New Volkswagen ID.5 GTX 2022 review
Like the ID.4 GTX, this performance-trimmed ID.5 is lacking thrills. It isn’t too compromised in terms of practicality by its sportier shape, at least, but being only sold in ‘Max’ form, it’s expensive, and struggles to justify the price tag amidst some talented opposition.
From the sounds of it, there was a fair amount of internal debate as to what Volkswagen was to call its performance electric vehicles. The company’s product line spokesperson Martin Hube told us at the recent launch of the ID.5 that he argued strongly for the use of ‘GTI’, asserting that in such settings, the ‘I’ could mean ‘intelligence’.
In the end, the brand went another way, and the GTX performance EV sub-brand was born.
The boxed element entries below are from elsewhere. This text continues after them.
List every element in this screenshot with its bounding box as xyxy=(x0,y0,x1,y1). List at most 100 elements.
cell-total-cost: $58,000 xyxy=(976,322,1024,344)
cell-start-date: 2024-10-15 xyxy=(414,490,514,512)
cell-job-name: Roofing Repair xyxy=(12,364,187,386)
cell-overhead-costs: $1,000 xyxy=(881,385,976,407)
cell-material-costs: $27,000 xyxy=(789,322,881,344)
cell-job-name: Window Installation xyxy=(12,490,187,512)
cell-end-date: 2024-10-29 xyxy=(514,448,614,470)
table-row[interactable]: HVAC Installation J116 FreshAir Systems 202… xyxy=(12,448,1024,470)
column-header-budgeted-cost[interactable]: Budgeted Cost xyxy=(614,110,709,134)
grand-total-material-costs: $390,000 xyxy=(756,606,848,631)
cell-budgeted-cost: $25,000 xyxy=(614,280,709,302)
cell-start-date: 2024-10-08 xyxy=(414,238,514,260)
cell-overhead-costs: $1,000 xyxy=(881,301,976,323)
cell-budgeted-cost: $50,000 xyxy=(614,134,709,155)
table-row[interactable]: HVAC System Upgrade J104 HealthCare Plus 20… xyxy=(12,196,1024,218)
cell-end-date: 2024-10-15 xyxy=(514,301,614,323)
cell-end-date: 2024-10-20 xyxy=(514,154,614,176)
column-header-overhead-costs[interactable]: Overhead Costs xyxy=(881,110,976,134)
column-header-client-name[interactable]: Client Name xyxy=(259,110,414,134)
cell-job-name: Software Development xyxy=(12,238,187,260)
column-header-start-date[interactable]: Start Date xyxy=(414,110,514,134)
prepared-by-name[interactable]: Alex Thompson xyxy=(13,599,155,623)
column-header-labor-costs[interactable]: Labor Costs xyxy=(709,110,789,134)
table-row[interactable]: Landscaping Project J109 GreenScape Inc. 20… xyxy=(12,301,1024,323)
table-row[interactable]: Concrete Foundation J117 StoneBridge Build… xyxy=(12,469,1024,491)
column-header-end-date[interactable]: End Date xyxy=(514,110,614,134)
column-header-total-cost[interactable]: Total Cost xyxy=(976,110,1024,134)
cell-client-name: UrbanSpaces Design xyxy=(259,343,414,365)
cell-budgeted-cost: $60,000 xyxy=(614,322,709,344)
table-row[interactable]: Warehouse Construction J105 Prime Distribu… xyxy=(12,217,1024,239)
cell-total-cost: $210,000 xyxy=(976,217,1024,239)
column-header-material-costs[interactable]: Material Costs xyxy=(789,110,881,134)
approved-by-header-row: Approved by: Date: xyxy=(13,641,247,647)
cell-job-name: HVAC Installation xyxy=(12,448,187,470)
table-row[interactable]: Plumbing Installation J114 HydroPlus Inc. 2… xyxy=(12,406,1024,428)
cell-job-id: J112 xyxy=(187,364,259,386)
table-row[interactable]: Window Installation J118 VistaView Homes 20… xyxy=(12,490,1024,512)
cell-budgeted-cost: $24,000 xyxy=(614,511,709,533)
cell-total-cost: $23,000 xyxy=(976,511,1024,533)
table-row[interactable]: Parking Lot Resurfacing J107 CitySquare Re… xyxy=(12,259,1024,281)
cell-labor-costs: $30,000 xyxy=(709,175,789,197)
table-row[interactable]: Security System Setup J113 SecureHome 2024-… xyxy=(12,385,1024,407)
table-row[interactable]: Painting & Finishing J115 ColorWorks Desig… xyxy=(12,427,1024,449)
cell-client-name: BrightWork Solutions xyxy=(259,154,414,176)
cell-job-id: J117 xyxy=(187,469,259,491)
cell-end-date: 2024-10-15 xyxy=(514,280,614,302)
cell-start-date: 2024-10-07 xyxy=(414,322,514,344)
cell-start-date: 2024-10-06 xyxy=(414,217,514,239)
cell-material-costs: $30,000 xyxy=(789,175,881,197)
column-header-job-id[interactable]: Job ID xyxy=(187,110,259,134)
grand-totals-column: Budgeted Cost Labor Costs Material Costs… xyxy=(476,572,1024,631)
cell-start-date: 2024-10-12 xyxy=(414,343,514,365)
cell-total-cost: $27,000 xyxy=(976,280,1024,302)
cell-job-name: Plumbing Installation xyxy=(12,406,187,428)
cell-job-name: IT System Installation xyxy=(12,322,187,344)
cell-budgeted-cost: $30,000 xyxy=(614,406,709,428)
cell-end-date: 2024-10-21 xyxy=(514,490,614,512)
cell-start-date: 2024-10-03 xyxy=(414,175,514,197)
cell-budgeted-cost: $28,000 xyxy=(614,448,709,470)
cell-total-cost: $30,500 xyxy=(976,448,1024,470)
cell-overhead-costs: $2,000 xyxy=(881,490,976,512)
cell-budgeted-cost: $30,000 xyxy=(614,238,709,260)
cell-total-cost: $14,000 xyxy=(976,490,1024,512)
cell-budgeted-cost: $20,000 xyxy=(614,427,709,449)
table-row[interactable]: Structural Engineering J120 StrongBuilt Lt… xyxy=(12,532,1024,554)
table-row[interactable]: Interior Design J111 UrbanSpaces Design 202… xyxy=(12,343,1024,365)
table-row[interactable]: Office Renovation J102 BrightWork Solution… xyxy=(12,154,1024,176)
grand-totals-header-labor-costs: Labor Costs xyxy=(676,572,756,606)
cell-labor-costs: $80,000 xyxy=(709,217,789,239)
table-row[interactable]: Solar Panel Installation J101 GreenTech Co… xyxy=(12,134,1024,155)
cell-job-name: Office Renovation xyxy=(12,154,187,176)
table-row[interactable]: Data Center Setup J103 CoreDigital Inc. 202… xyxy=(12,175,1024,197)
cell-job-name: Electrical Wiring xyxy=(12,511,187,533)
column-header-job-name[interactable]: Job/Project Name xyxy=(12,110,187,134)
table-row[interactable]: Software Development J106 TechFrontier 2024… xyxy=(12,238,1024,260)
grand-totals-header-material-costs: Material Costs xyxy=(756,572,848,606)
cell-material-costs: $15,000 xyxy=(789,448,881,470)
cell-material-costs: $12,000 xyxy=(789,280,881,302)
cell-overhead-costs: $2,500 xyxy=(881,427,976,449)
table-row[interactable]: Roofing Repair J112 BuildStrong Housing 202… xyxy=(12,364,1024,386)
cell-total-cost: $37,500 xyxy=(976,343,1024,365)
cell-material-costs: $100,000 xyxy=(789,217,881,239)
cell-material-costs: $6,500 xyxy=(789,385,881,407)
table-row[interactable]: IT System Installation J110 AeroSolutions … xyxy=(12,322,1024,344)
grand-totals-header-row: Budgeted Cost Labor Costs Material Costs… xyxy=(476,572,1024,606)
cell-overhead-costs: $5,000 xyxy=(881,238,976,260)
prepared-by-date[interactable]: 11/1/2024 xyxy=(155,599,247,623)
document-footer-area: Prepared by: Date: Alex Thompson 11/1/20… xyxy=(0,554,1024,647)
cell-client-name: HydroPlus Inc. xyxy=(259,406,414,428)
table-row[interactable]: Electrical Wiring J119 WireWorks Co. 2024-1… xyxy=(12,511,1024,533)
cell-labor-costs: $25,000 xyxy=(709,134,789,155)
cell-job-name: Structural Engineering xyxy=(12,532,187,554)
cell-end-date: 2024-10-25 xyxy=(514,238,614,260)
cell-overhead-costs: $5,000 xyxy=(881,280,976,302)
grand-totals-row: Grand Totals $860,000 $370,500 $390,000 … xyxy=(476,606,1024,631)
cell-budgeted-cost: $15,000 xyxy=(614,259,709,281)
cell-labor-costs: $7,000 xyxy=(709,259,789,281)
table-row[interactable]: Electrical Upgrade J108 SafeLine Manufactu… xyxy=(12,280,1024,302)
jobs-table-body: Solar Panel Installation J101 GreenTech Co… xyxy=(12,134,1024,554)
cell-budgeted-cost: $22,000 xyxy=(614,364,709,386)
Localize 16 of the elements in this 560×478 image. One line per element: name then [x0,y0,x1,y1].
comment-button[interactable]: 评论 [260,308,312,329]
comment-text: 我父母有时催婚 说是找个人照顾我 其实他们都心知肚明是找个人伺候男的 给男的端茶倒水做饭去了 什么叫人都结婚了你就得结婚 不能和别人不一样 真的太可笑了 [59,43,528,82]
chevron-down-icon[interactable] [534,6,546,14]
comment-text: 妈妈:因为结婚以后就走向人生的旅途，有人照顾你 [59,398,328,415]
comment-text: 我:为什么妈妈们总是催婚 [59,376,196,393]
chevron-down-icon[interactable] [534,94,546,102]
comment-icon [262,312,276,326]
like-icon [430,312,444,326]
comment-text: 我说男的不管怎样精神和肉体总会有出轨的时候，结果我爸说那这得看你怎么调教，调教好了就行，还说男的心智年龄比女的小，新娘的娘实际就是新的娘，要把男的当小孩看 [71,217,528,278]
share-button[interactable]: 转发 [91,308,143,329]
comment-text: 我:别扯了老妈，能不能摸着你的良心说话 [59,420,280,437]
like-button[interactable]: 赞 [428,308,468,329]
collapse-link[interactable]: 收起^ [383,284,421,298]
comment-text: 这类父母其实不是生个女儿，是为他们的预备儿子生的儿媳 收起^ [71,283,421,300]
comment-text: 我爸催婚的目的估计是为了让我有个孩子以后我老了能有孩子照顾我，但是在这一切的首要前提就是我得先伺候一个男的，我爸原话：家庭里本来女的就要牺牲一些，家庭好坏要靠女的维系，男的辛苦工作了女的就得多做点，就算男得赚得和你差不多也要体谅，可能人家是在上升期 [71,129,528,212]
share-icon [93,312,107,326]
And going by our drive in the Volkswagen ID.5 GTX, we’re glad it wasn’t labelled a ‘GTI’.
In the car’s press release, Volkswagen pitches GTX on the same level as the diesel GTD and plug-in hybrid GTE models, but in reality, it doesn’t even offer up the same levels of excitement found in those cars.
To create this derivative, Volkswagen adds a smaller front motor to complement the one used in the rear of the ID.5 Performance Pro, giving total outputs of 295bhp and 460Nm of torque. Those are healthy, Golf R-rivalling numbers, but the ID.5 with its 77kWh battery pack is not a light vehicle, tipping the scales at over 2.2 tonnes.
As such, the 0-62mph time is perhaps more modest than you’d expect at 6.3 seconds, similar to what a Golf GTI offers. A super-fast torque delivery means it initially feels quite brisk before a very linear feeling of acceleration takes over. Also, while technically capable of delivering instant torque, the motors ease in more gently than in some performance EVs when you apply the throttle, with the response sharpened up in Sport mode.
Engaging this also firms up the standard-fit adaptive dampers, compromising the smooth ride slightly while cutting body roll. The important word here is ‘slightly’ – the bandwidth of the system is fairly limited.
Meanwhile, Sport mode increases the steering resistance, but this merely highlights the overly springy nature of the setup, which has a strong self-centring attitude. The inclusion of a variable ratio rack is welcome, however, making the ID.5 more manoeuvrable through tighter corners.
In such bends, the low-slung battery pack in Volkswagen’s MEB platform means the ID.5 is relatively good at hiding its weight, but the front end does push on into understeer earlier than we’d like. This can be rectified with more throttle, giving some degree of movement at the rear axle thanks to the motor back there being more powerful than the unit up front.
Ultimately, though, the ID.5 GTX doesn’t feel hugely comfortable during dynamic driving. Much like the ID.4 GTX and the related Skoda Enyaq vRS, it’s better suited to being driven at a more relaxed pace, which calls into question the point of having all the extra power and paying for the premium over the 201bhp Pro Performance model.
The chassis is broadly the same across both derivatives, and despite the ID.5’s more sporting ‘coupe’ stance, it hasn’t been set up any differently from the ID.4.
Speaking of the new body, the ID.5 looks much the same as the ID.4 when viewed from the front or just off to the side, starting to deviate from the B-pillar backwards with a sloping roofline leading to a new tailgate with an integrated wing.
Those preferring the styling of the ID.5 won’t have to compromise too much in terms of practicality. Rear headroom is reduced by 12mm, but there’s still more on offer here than in a Ford Mustang Mach-E, meaning even taller adults can sit in the back comfortably. Boot space is actually a touch larger than the ID.4’s at 549 litres, although the total space on offer with the rear seats down has dropped by a significant 173 litres to 1,561.
What might be more off-putting is the price. Unlike the ID.4 GTX, which is available in standard and specced-out ‘Max’ guises, the ID.5 can only be purchased in the latter form. This means the only ID.5 GTX on the menu is an eye-watering £58,640. This is a lot of money considering the ID.5 has some surprisingly cheap-feeling materials inside, and an abundance of needlessly fiddly controls.
Admittedly, the premium over an ID.4 GTX Max is relatively modest at £1,370, and the car includes a want-for-nothing spec list including a panoramic sunroof and an energy-saving heat pump for the climate control system. If you don’t want all of the ‘Max’ extras, however, that purchase price will be a tough pill to swallow.
The GTX Max, then, is best avoided in favour of the ID.5 Pro Performance, whose pace will be more than adequate for most. For anyone wanting more go, a Mustang Mach-E will be more enjoyable to drive, while a Kia EV6 AWD is faster and better polished.